Chiaro il riferimento della donna, a proposito della lettera spedita dai due sopravvissuti (nonché testimoni di quelle che potrebbero essere le ultime ore di vita di Iodice), nel corso della quale i due ex naufraghi esprimevano alle autorità locali la volontà di abbracciare gli angeli che li salvarono lo scorso luglio.
Scrive oggi Ersilia Cerino: «È difficile poter spiegare a chi mi legge il dolore di una moglie che non ha un corpo da piangere e che dopo più di due mesi ancora nulla conosce della dinamica dell' accaduto, se non le varie, discordanti versioni acquisite dalla stampa. Ahimè, i due sopravvissuti non hanno mostrato finora la benché minima sensibilità: mai una parola su mio marito, mai una menzione per Lui, né nei miei riguardi la richiesta di un colloquio o una semplice telefonata. Mi chiedo quindi a cosa sia dovuta questa improvvisa manifestazione di cordoglio». E non è tutto. È sempre la donna a ricordare che al momento sono «in corso indagini da parte della Procura per accertare quanto i due sopravvissuti danno per cosa certa, vale a dire la morte di Silvio Iodice e il luogo in cui sarebbe avvenuto il decesso».
Una vicenda che ora attende gli esiti delle indagini in corso. Al lavoro dalla scorsa estate, il pm Emilia Galante Sorrentino, sotto il coordinamento del procuratore aggiunto Giuseppe Lucantonio, che hanno aperto un fascicolo per naufragio colposo. Inchiesta che punta i riflettori sulla cosiddetta «secca delle vedove», nome quantomai sinistro in questa vicenda, che fa i conti con la difficoltà di reperire il mezzo finito a fondo. Parliamo della «Again», una imbarcazione di nove metri salpata da Nisida lo scorso 13 luglio, restaurata da poco tempo e inspiegabilmente finita a picco.

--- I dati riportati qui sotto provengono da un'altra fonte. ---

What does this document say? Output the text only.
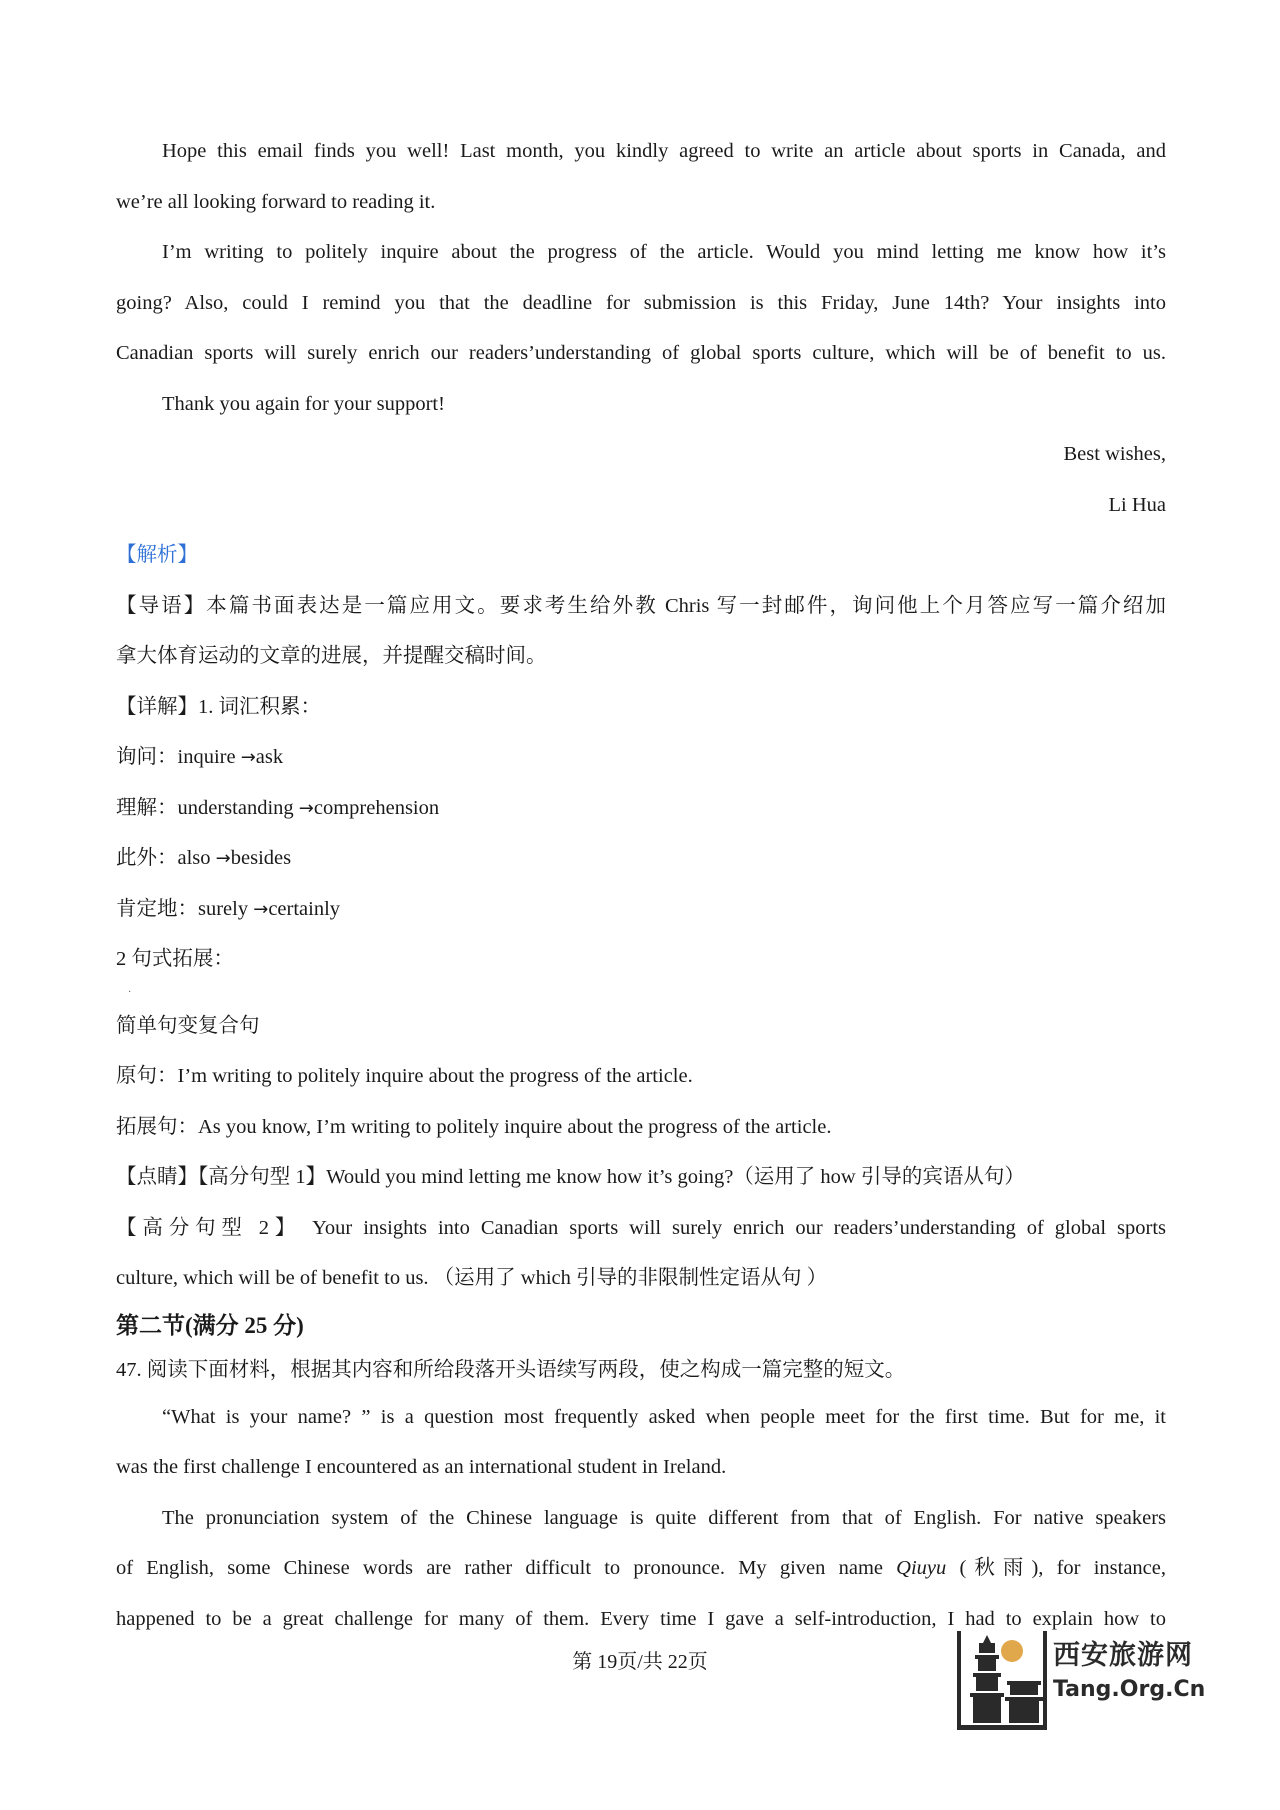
Hope this email finds you well! Last month, you kindly agreed to write an article about sports in Canada, and
we’re all looking forward to reading it.
I’m writing to politely inquire about the progress of the article. Would you mind letting me know how it’s
going? Also, could I remind you that the deadline for submission is this Friday, June 14th? Your insights into
Canadian sports will surely enrich our readers’understanding of global sports culture, which will be of benefit to us.
Thank you again for your support!
Best wishes,
Li Hua
【解析】
【导语】本篇书面表达是一篇应用文。要求考生给外教 Chris 写一封邮件，询问他上个月答应写一篇介绍加
拿大体育运动的文章的进展，并提醒交稿时间。
【详解】1. 词汇积累：
询问：inquire →ask
理解：understanding →comprehension
此外：also →besides
肯定地：surely →certainly
2 句式拓展：
·
简单句变复合句
原句：I’m writing to politely inquire about the progress of the article.
拓展句：As you know, I’m writing to politely inquire about the progress of the article.
【点睛】【高分句型 1】Would you mind letting me know how it’s going?（运用了 how 引导的宾语从句）
【高分句型 2】 Your insights into Canadian sports will surely enrich our readers’understanding of global sports
culture, which will be of benefit to us. （运用了 which 引导的非限制性定语从句 ）
第二节(满分 25 分)
47. 阅读下面材料，根据其内容和所给段落开头语续写两段，使之构成一篇完整的短文。
“What is your name? ” is a question most frequently asked when people meet for the first time. But for me, it
was the first challenge I encountered as an international student in Ireland.
The pronunciation system of the Chinese language is quite different from that of English. For native speakers
of English, some Chinese words are rather difficult to pronounce. My given name Qiuyu (秋雨), for instance,
happened to be a great challenge for many of them. Every time I gave a self-introduction, I had to explain how to
第 19页/共 22页	西安旅游网
Tang.Org.Cn
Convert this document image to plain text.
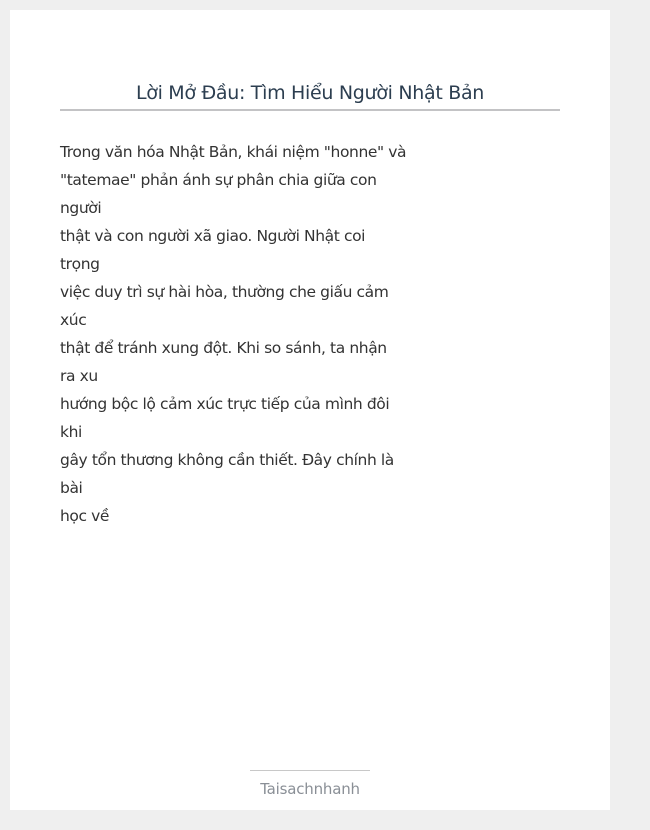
Lời Mở Đầu: Tìm Hiểu Người Nhật Bản
Trong văn hóa Nhật Bản, khái niệm "honne" và
"tatemae" phản ánh sự phân chia giữa con
người
thật và con người xã giao. Người Nhật coi
trọng
việc duy trì sự hài hòa, thường che giấu cảm
xúc
thật để tránh xung đột. Khi so sánh, ta nhận
ra xu
hướng bộc lộ cảm xúc trực tiếp của mình đôi
khi
gây tổn thương không cần thiết. Đây chính là
bài
học về
Taisachnhanh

Al momento, agli atti dell' inchiesta ci sono le versioni rese dai due sopravvissuti, in uno scenario investigativo che fa i conti con il tempo che passa e le condizioni climatiche che rendono sempre più improbabile il ritrovamento del relitto. Ora arriva la lettera della moglie del primario, che non risparmia riflessioni critiche sull' intera vicenda, alla luce della lettera spedita al Questore e al Prefetto dai due sopravvissuti. Lo scorso nove settembre, i due testimoni della scomparsa di Iodice avevano indirizzato una lettera di ringraziamento agli «angeli del cielo». Riferimento diretto ai poliziotti che li salvarono arrivando sul posto con il poli55, l' elicottero AB212 in forza al reparto di Napoli. Un testo nel quale hanno ripercorso la notte trascorsa in balìa delle onde, ma anche il senso di disperazione provato quando - nel buio più assoluto - sentirono il rombo di un elicottero in arrivo, senza avere alcuna possibilità di farsi notare nella notte. Diranno poi i due piloti: «Quando notammo quei due uomini tra le onde, non credevamo ai nostri occhi, ci eravamo spinti due miglia oltre il quadrante di mare assegnato dalla capitaneria per il perlustramento, un azzardo che premiò tutti». Poi il desiderio da parte dei due sopravvissuti di abbracciare i loro salvatori, ma anche di gettare fiori in memoria di Silvio Iodice. Ed è proprio questo uno dei punti che ferisce la dignità di Ersilia Cerino: «Finora vorrei una risposta concreta sulla scomparsa di mio marito, una risposta anche in chiave umana da parte dei due sopravvissuti».